Parent-teacher meetings were much quicker and easier, as instead of having to wait in a queue to see a teacher, parents had 10-minute Zoom calls with their children’s teachers who knew exactly who the pupils were.
The teachers were “on it” when it came to mental health and social issues and could pay attention to each child because they did not have to split their attention between 30 at the same time.
Olivia said that the online high school had been very accommodating to her and her brother.
“The system works, it’s so structured and individualised, to the point where, my brother – who has severe ADHD, and school has always been tough for him to focus on- has that one-on-one attention. And then for me, who’s someone who likes school but struggles with the social aspect, can do well too,” she said.
She added: “When you look at it, school hasn’t changed in 100 years, it’s still the same as the Victorian era, and that’s crazy. How are we not changing something that affects everyone? For example, I was done with all my classes and all my work by 1pm today and I had the whole day to myself.”

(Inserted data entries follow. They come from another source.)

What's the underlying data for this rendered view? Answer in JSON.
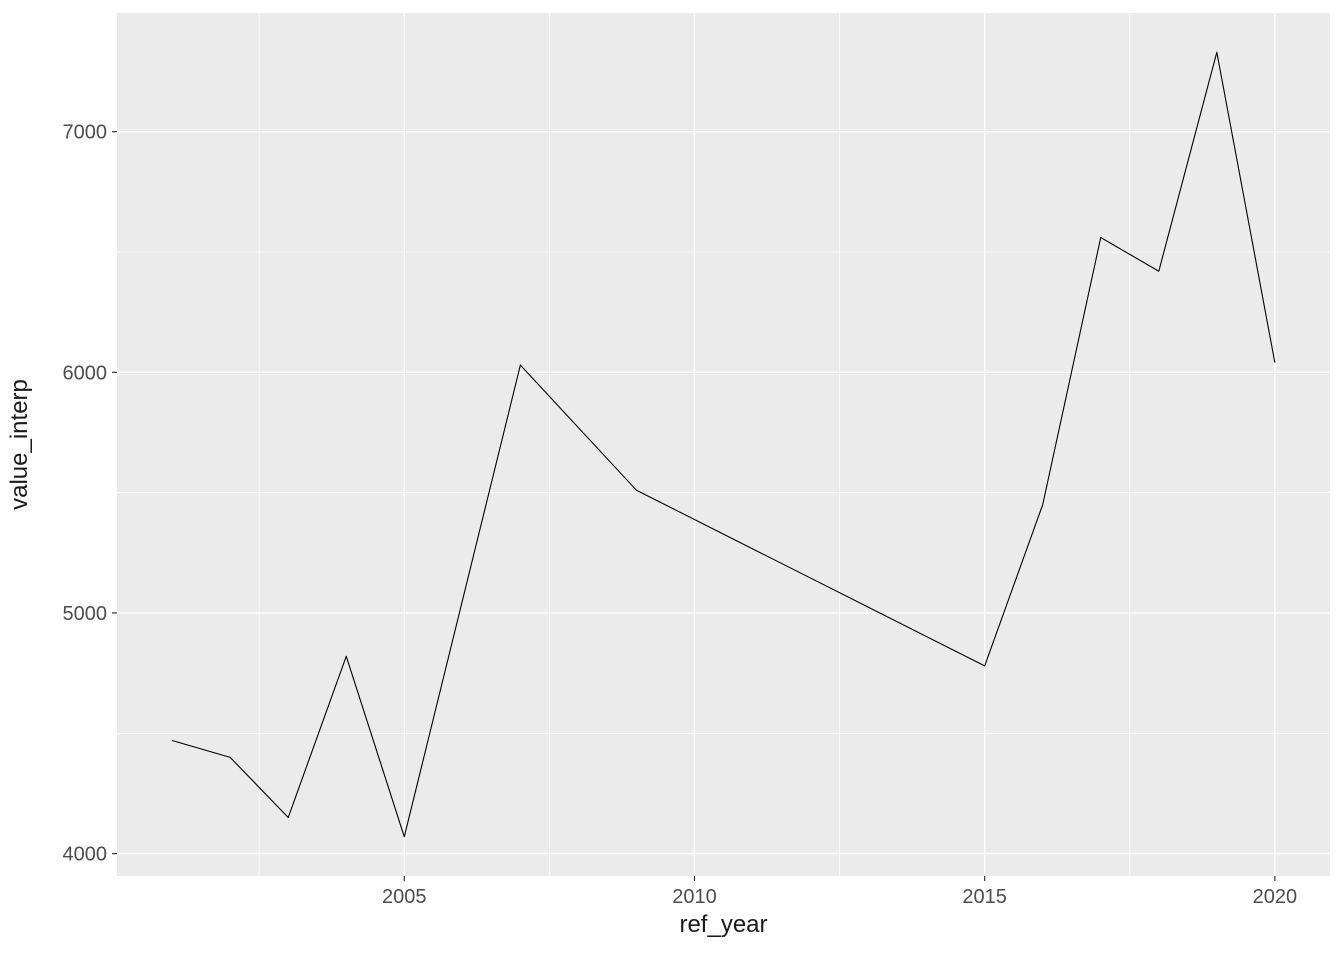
{
  "chart_data": {
    "type": "line",
    "title": "",
    "xlabel": "ref_year",
    "ylabel": "value_interp",
    "x": [
      2001,
      2002,
      2003,
      2004,
      2005,
      2007,
      2009,
      2015,
      2016,
      2017,
      2018,
      2019,
      2020
    ],
    "y": [
      4470,
      4400,
      4150,
      4820,
      4070,
      6030,
      5510,
      4780,
      5450,
      6560,
      6420,
      7330,
      6040
    ],
    "xlim": [
      2000.05,
      2020.95
    ],
    "ylim": [
      3907,
      7493
    ],
    "x_ticks": [
      2005,
      2010,
      2015,
      2020
    ],
    "x_tick_labels": [
      "2005",
      "2010",
      "2015",
      "2020"
    ],
    "y_ticks": [
      4000,
      5000,
      6000,
      7000
    ],
    "y_tick_labels": [
      "4000",
      "5000",
      "6000",
      "7000"
    ],
    "x_minor_ticks": [
      2002.5,
      2007.5,
      2012.5,
      2017.5
    ],
    "y_minor_ticks": [
      4500,
      5500,
      6500
    ],
    "grid": true,
    "legend": "none",
    "style": {
      "figure_background": "#FFFFFF",
      "panel_background": "#EBEBEB",
      "grid_color": "#FFFFFF",
      "line_color": "#000000",
      "tick_label_color": "#4D4D4D",
      "axis_title_color": "#1A1A1A",
      "tick_mark_color": "#333333"
    }
  }
}
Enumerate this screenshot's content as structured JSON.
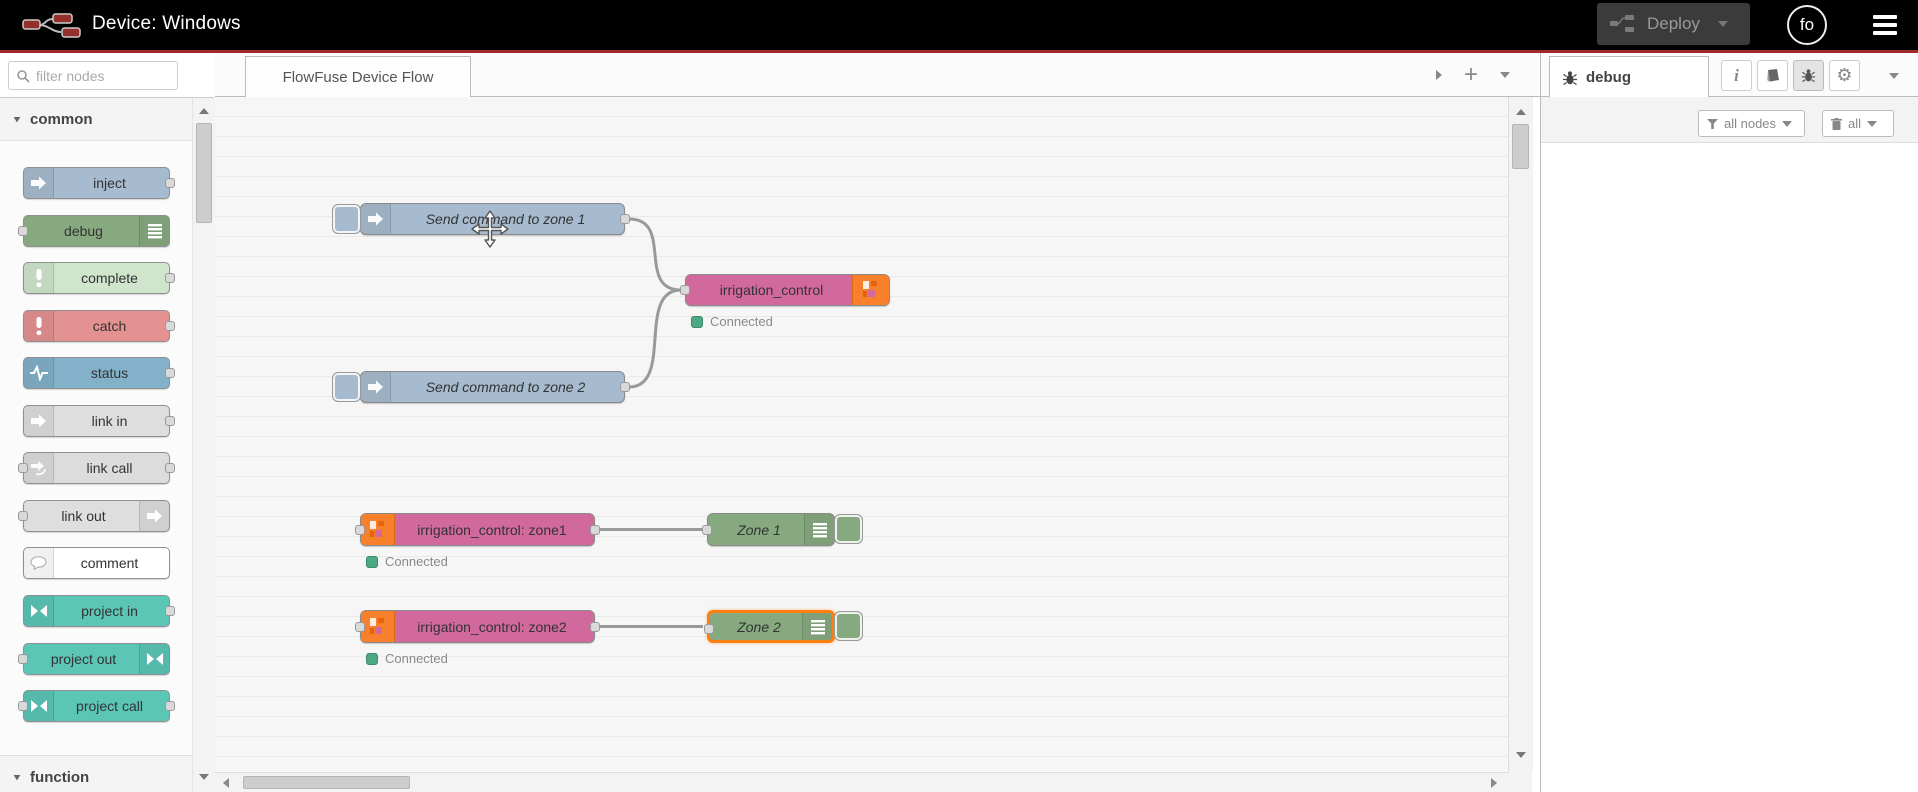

Olivia said that one of her friends who went to a traditional school, on the other hand, finished school at 3pm, had sport until 5pm, then would still have to do three to four hours of homework in the evenings.
“When the virus hit, nothing changed for me, even a pandemic did not stop schooling for me. I’ve always had to pull myself out of my comfort zone at school because school accommodates the majority and then people who are an inconvenience fall through the cracks.”
Olivia said even load shedding wasn’t a problem because the live teaching sessions would get recorded so pupils could catch up later.
“School’s don’t realise how easy it is to change,” she said.
Landie Diamond, national deputy president of the Education Management Association of South Africa (EMASA) said the sort of blending schooling offered by Valenture wasn’t for everyone.
“Firstly, we are culturally a very communal society in the African diaspora, which means we are deeply relational beings who depend on social contact and human interaction. E-learning solutions are largely the opposite of that, even in so-called hybrid models. This is because we thrive on praise and feedback. By feedback I mean the whole range of written, verbal, non-verbal and emotional feedback. Online learning provides only a limited subset of the whole range of feedback options and where they match the in-person response, it is distant by design because it is still remote,” she said.
“Hybrid models of learning feed into social isolation because by it’s very name it suggests distance learning.” she said.
In South Africa’s largely working class society, where parents working long hours could offer their children scant attention, children tended to need a lot more motivation and drive.
“This truthfully speaking constitutes more of our work as teachers than teaching itself in the SA context. Think about how strict we have to be with truancy and the work hours we spend on mediating absenteeism. That’s apart from the draining exercise of getting work out of kids rather than getting it into them! Hybrid models by design require and demand out of necessity strong self-motivation and exceptional – if not perfect – time management skills. Our students in general default on both of these, except for a marginal upper elite, which could explain the choice of locations.”
Ms Diamond said that though digital learning and introducing information and communications technology (ICT) in schools was important, it was also just important to consider exclusion and exclusivity in the South African context.
Western Cape Education Department spokeswoman Kerry Mauchline said the department had long recognised the importance of ICT and had invested substantial time and budget into developing smart schools with integrated technology.
“ A major challenge in this regard is providing resources to the many learners that do not have access to the internet or appropriate devices when not at school,” she said.